Tuesday, January 7, 2020

Not for Those Who Wait Too Late

my wife and i were talking this past week about our recollections of our childhood christmases and contrasting the two.  this brought about a conversation about her  complex relationship with her father and how she had come to forgive him for the physical and emotional harm he had done to her and her sisters.  later in the week, i thought about my own father and the difficulties in our relationship.  my father never physically harmed me.  i never feared him or dreaded to see him come home.  yet, we were never close.  i always felt as if i were a disappointment to him.  i didn't like sports.  i didn't want to hunt or learn to use a gun.  i was fiercely independent and liked to keep to myself.

in many ways my father and i were very alike.   when i look a pictures of myself now that i am what many would consider to be "elderly," i am often shocked that i am almost my dad's twin, except for our hair color.  like me, he was a very private person.  he didn't like to be in a crowd.  he was a quiet person who spoke little and enjoyed solitary pursuits--working in the yard, wandering through the woods alone.  when he hunted, he hunted squirrels which couldn't be done in large groups.  unlike many of the men in our area, he didn't like to go to the deer camp and spend days in the company of other men.  he loved to fish, which, like squirrel hunting, required quiet and solitude.  i think he chose to fish and hunt squirrels because they were by definition individual pursuits rather than endeavors that lent themselves to large groups.  i chose other hobbies, but ones that were solitary--reading, stamp collecting, playing the piano.  i think i avoided sports because they required working with a group.  the one sport i did take to was tennis, which is not a team sport.

i suppose because of our natures we were never close.  like him, i was determined not to be dependent on my own father.  in contrast to his brother who was less than two years older than him, my dad refused his father's help even when he could have used it.  his brother had gone into business with his father and lived the early part of his adult life a block from his father's home with only a small field separating their two houses.  as a teenager, he had often accompanied his father on business trips and been his confidant, a role my father rejected.  when his father, who was well off, wanted to buy a house for my dad and my mother after dad returned from europe at the end of the second world war, my father refused, insisting on making his own way, though in the end he went to work for his father, not as a partner but as an employee.  i think he wanted to be able to separate himself and his young family from his father when he pleased and not to be tied to him in a business partnership.

in our insistence on our own independence and the freedom to engage in our solitary pursuits, i think my father and i missed out on a lot.  i know that he loved me, but it was always from a distance.  i don't ever remember a hug from my dad and few kind words.  when he was on his death bed, he told me that i had been a good son, the biggest compliment he ever paid me.  i remember others--my mother, friends of my family, other relatives--telling me how proud my father was of me.  i suppose this was because they sensed that my need to know my father cared for me when it was impossible for him to express his feelings to me.
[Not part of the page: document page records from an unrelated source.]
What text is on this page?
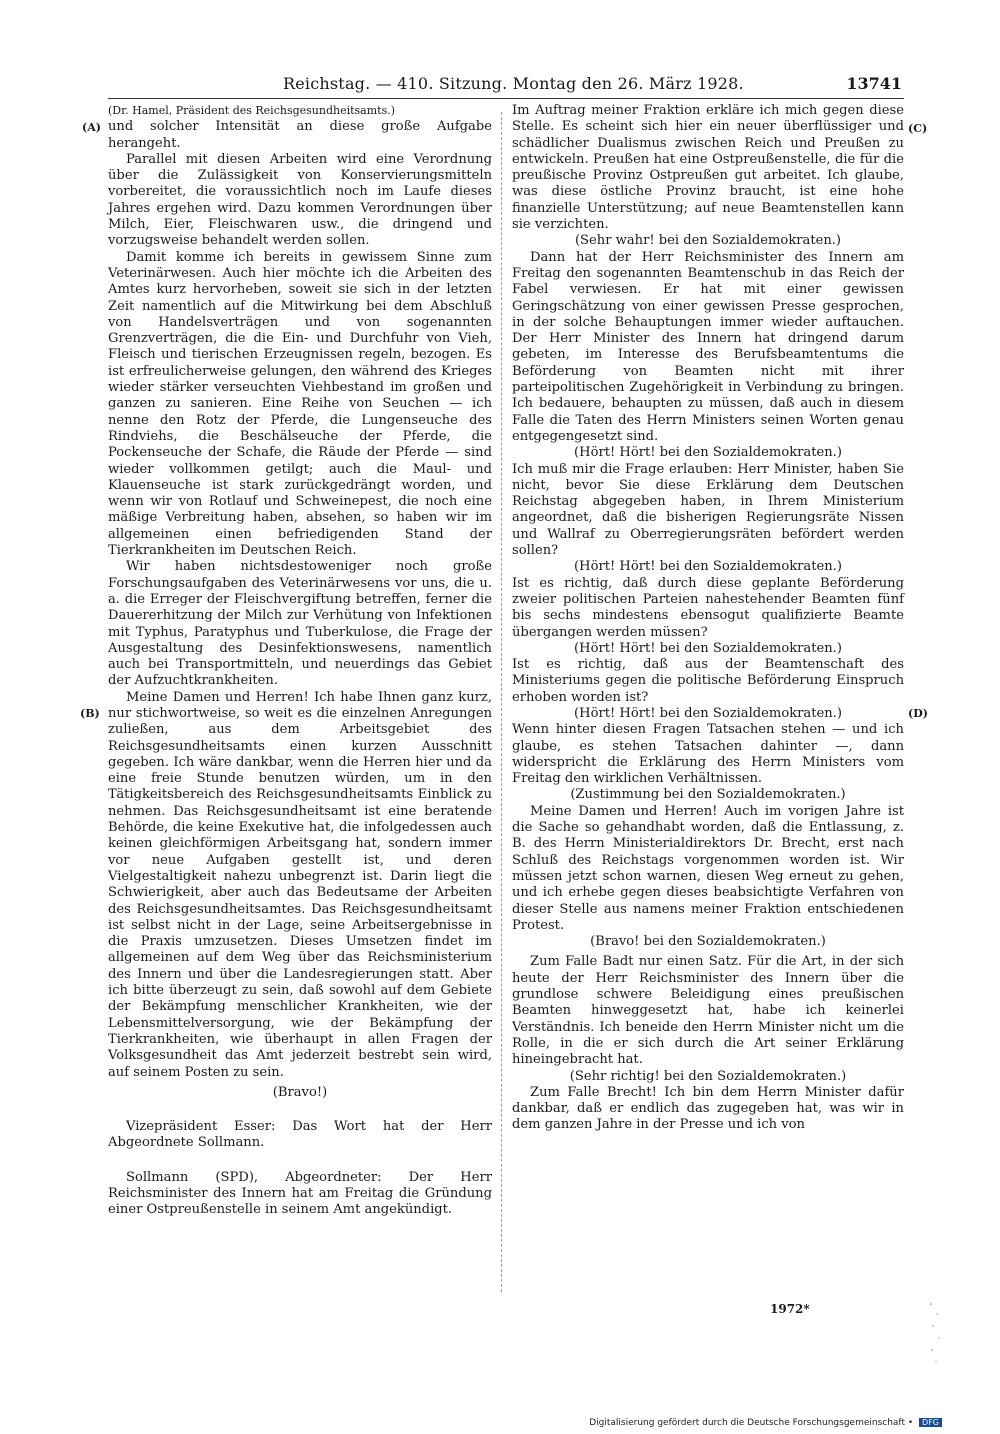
Reichstag. — 410. Sitzung. Montag den 26. März 1928.	13741
(A)
(B)
(C)
(D)

(Dr. Hamel, Präsident des Reichsgesundheitsamts.)

und solcher Intensität an diese große Aufgabe herangeht.

Parallel mit diesen Arbeiten wird eine Verordnung über die Zulässigkeit von Konservierungsmitteln vorbereitet, die voraussichtlich noch im Laufe dieses Jahres ergehen wird. Dazu kommen Verordnungen über Milch, Eier, Fleischwaren usw., die dringend und vorzugsweise behandelt werden sollen.

Damit komme ich bereits in gewissem Sinne zum Veterinärwesen. Auch hier möchte ich die Arbeiten des Amtes kurz hervorheben, soweit sie sich in der letzten Zeit namentlich auf die Mitwirkung bei dem Abschluß von Handelsverträgen und von sogenannten Grenzverträgen, die die Ein- und Durchfuhr von Vieh, Fleisch und tierischen Erzeugnissen regeln, bezogen. Es ist erfreulicherweise gelungen, den während des Krieges wieder stärker verseuchten Viehbestand im großen und ganzen zu sanieren. Eine Reihe von Seuchen — ich nenne den Rotz der Pferde, die Lungenseuche des Rindviehs, die Beschälseuche der Pferde, die Pockenseuche der Schafe, die Räude der Pferde — sind wieder vollkommen getilgt; auch die Maul- und Klauenseuche ist stark zurückgedrängt worden, und wenn wir von Rotlauf und Schweinepest, die noch eine mäßige Verbreitung haben, absehen, so haben wir im allgemeinen einen befriedigenden Stand der Tierkrankheiten im Deutschen Reich.

Wir haben nichtsdestoweniger noch große Forschungsaufgaben des Veterinärwesens vor uns, die u. a. die Erreger der Fleischvergiftung betreffen, ferner die Dauererhitzung der Milch zur Verhütung von Infektionen mit Typhus, Paratyphus und Tuberkulose, die Frage der Ausgestaltung des Desinfektionswesens, namentlich auch bei Transportmitteln, und neuerdings das Gebiet der Aufzuchtkrankheiten.

Meine Damen und Herren! Ich habe Ihnen ganz kurz, nur stichwortweise, so weit es die einzelnen Anregungen zuließen, aus dem Arbeitsgebiet des Reichsgesundheitsamts einen kurzen Ausschnitt gegeben. Ich wäre dankbar, wenn die Herren hier und da eine freie Stunde benutzen würden, um in den Tätigkeitsbereich des Reichsgesundheitsamts Einblick zu nehmen. Das Reichsgesundheitsamt ist eine beratende Behörde, die keine Exekutive hat, die infolgedessen auch keinen gleichförmigen Arbeitsgang hat, sondern immer vor neue Aufgaben gestellt ist, und deren Vielgestaltigkeit nahezu unbegrenzt ist. Darin liegt die Schwierigkeit, aber auch das Bedeutsame der Arbeiten des Reichsgesundheitsamtes. Das Reichsgesundheitsamt ist selbst nicht in der Lage, seine Arbeitsergebnisse in die Praxis umzusetzen. Dieses Umsetzen findet im allgemeinen auf dem Weg über das Reichsministerium des Innern und über die Landesregierungen statt. Aber ich bitte überzeugt zu sein, daß sowohl auf dem Gebiete der Bekämpfung menschlicher Krankheiten, wie der Lebensmittelversorgung, wie der Bekämpfung der Tierkrankheiten, wie überhaupt in allen Fragen der Volksgesundheit das Amt jederzeit bestrebt sein wird, auf seinem Posten zu sein.

(Bravo!)

Vizepräsident Esser: Das Wort hat der Herr Abgeordnete Sollmann.

Sollmann (SPD), Abgeordneter: Der Herr Reichsminister des Innern hat am Freitag die Gründung einer Ostpreußenstelle in seinem Amt angekündigt.

Im Auftrag meiner Fraktion erkläre ich mich gegen diese Stelle. Es scheint sich hier ein neuer überflüssiger und schädlicher Dualismus zwischen Reich und Preußen zu entwickeln. Preußen hat eine Ostpreußenstelle, die für die preußische Provinz Ostpreußen gut arbeitet. Ich glaube, was diese östliche Provinz braucht, ist eine hohe finanzielle Unterstützung; auf neue Beamtenstellen kann sie verzichten.

(Sehr wahr! bei den Sozialdemokraten.)

Dann hat der Herr Reichsminister des Innern am Freitag den sogenannten Beamtenschub in das Reich der Fabel verwiesen. Er hat mit einer gewissen Geringschätzung von einer gewissen Presse gesprochen, in der solche Behauptungen immer wieder auftauchen. Der Herr Minister des Innern hat dringend darum gebeten, im Interesse des Berufsbeamtentums die Beförderung von Beamten nicht mit ihrer parteipolitischen Zugehörigkeit in Verbindung zu bringen. Ich bedauere, behaupten zu müssen, daß auch in diesem Falle die Taten des Herrn Ministers seinen Worten genau entgegengesetzt sind.

(Hört! Hört! bei den Sozialdemokraten.)

Ich muß mir die Frage erlauben: Herr Minister, haben Sie nicht, bevor Sie diese Erklärung dem Deutschen Reichstag abgegeben haben, in Ihrem Ministerium angeordnet, daß die bisherigen Regierungsräte Nissen und Wallraf zu Oberregierungsräten befördert werden sollen?

(Hört! Hört! bei den Sozialdemokraten.)

Ist es richtig, daß durch diese geplante Beförderung zweier politischen Parteien nahestehender Beamten fünf bis sechs mindestens ebensogut qualifizierte Beamte übergangen werden müssen?

(Hört! Hört! bei den Sozialdemokraten.)

Ist es richtig, daß aus der Beamtenschaft des Ministeriums gegen die politische Beförderung Einspruch erhoben worden ist?

(Hört! Hört! bei den Sozialdemokraten.)

Wenn hinter diesen Fragen Tatsachen stehen — und ich glaube, es stehen Tatsachen dahinter —, dann widerspricht die Erklärung des Herrn Ministers vom Freitag den wirklichen Verhältnissen.

(Zustimmung bei den Sozialdemokraten.)

Meine Damen und Herren! Auch im vorigen Jahre ist die Sache so gehandhabt worden, daß die Entlassung, z. B. des Herrn Ministerialdirektors Dr. Brecht, erst nach Schluß des Reichstags vorgenommen worden ist. Wir müssen jetzt schon warnen, diesen Weg erneut zu gehen, und ich erhebe gegen dieses beabsichtigte Verfahren von dieser Stelle aus namens meiner Fraktion entschiedenen Protest.

(Bravo! bei den Sozialdemokraten.)

Zum Falle Badt nur einen Satz. Für die Art, in der sich heute der Herr Reichsminister des Innern über die grundlose schwere Beleidigung eines preußischen Beamten hinweggesetzt hat, habe ich keinerlei Verständnis. Ich beneide den Herrn Minister nicht um die Rolle, in die er sich durch die Art seiner Erklärung hineingebracht hat.

(Sehr richtig! bei den Sozialdemokraten.)

Zum Falle Brecht! Ich bin dem Herrn Minister dafür dankbar, daß er endlich das zugegeben hat, was wir in dem ganzen Jahre in der Presse und ich von

1972*
Digitalisierung gefördert durch die Deutsche Forschungsgemeinschaft • DFG
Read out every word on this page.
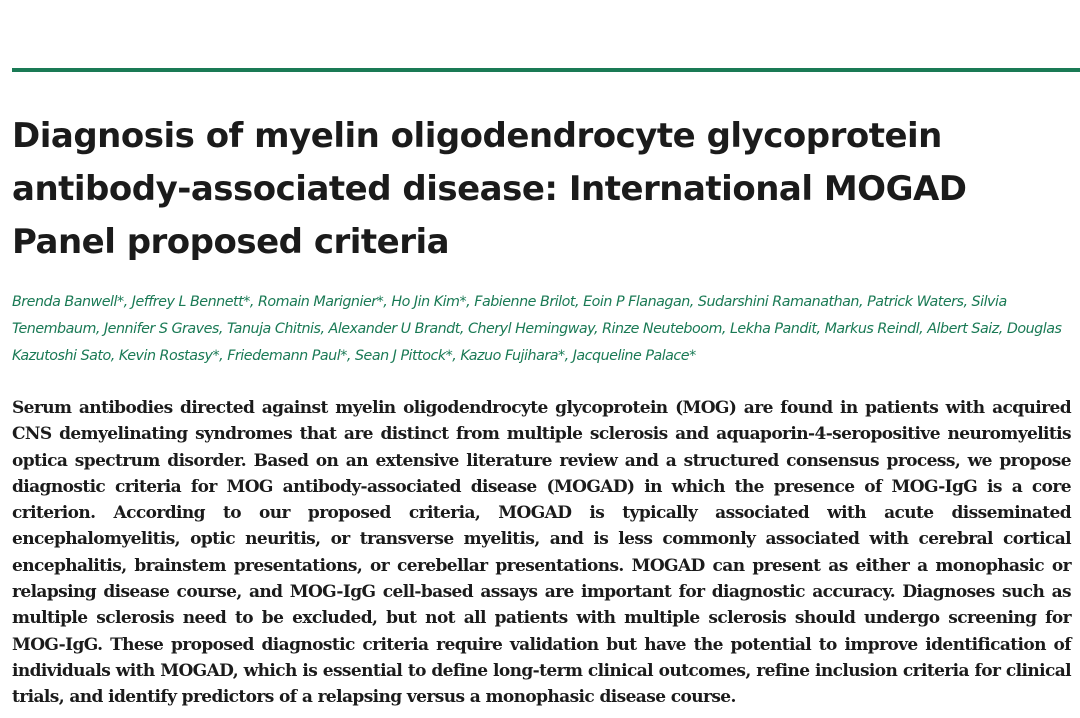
Diagnosis of myelin oligodendrocyte glycoprotein antibody-associated disease: International MOGAD Panel proposed criteria

Brenda Banwell*, Jeffrey L Bennett*, Romain Marignier*, Ho Jin Kim*, Fabienne Brilot, Eoin P Flanagan, Sudarshini Ramanathan, Patrick Waters, Silvia Tenembaum, Jennifer S Graves, Tanuja Chitnis, Alexander U Brandt, Cheryl Hemingway, Rinze Neuteboom, Lekha Pandit, Markus Reindl, Albert Saiz, Douglas Kazutoshi Sato, Kevin Rostasy*, Friedemann Paul*, Sean J Pittock*, Kazuo Fujihara*, Jacqueline Palace*

Serum antibodies directed against myelin oligodendrocyte glycoprotein (MOG) are found in patients with acquired CNS demyelinating syndromes that are distinct from multiple sclerosis and aquaporin-4-seropositive neuromyelitis optica spectrum disorder. Based on an extensive literature review and a structured consensus process, we propose diagnostic criteria for MOG antibody-associated disease (MOGAD) in which the presence of MOG-IgG is a core criterion. According to our proposed criteria, MOGAD is typically associated with acute disseminated encephalomyelitis, optic neuritis, or transverse myelitis, and is less commonly associated with cerebral cortical encephalitis, brainstem presentations, or cerebellar presentations. MOGAD can present as either a monophasic or relapsing disease course, and MOG-IgG cell-based assays are important for diagnostic accuracy. Diagnoses such as multiple sclerosis need to be excluded, but not all patients with multiple sclerosis should undergo screening for MOG-IgG. These proposed diagnostic criteria require validation but have the potential to improve identification of individuals with MOGAD, which is essential to define long-term clinical outcomes, refine inclusion criteria for clinical trials, and identify predictors of a relapsing versus a monophasic disease course.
in his last few years, my father shared some stories of his life with us, telling us how his own father was absent much of the time when he was growing up.  my grandfather had a large manufacturing business to run in a town some distance from their home, forcing him to spend most of every week at his plant while my dad and his two siblings were left at home with their mother.  my grandmother had a large extended family in and near the town where they lived and wanted her children to grow up surrounded by these many relatives.  my grandfather didn't seem to want them to move to be in the town where his plant was either, so they spent six days a week living in separate places.  his own distant father may account for my father's inability to express his love to his own children.  even as a child, i remember my paternal grandfather being a loner, spending his days in his private suite of bedroom, bath, and sunroom, and only coming into my grandmother's part of the house for meals.  they each had their own bedroom, separated by a jack-and-jill bathroom, and i always thought it odd that they didn't share much, not even a bed.

i regret that my dad and i were never able to speak openly with one another about our feelings.  even when my mother died, dad pushed me, my brother, and my sister away, refusing to speak about how to deal with her passing.  we were left in an emotional limbo to deal with our grief separately from him.  in the years following, he distanced himself from us, only telling us of his remarriage after the fact.  we were not opposed to their marriage and would have loved to have shared the ceremony with them and to have had a family celebration, but we were left out, as were her own children.  i have tried to behave differently with my own children, demonstrating my affection for them verbally and in physical ways.  i've let them see how much i care for their mother and have tried to include them in every decision we've made.  i hope they know how much i care for them, how much they mean to me, how important their happiness is to  me.  when they've had big life decisions to make, they've shared them with us.  i am so grateful that we have been able to be more open in our relationships than was the case in my relationship with my dad, and i hope we've broken a pattern that seemed to have started in my father's family many years ago.

may we be able to speak openly with one another of our love.  may we be honest about our feelings and willing to let others know how much we care for and about them.  may we not end our lives regretting that we never shared ourselves with those who matter most to us.  shalom.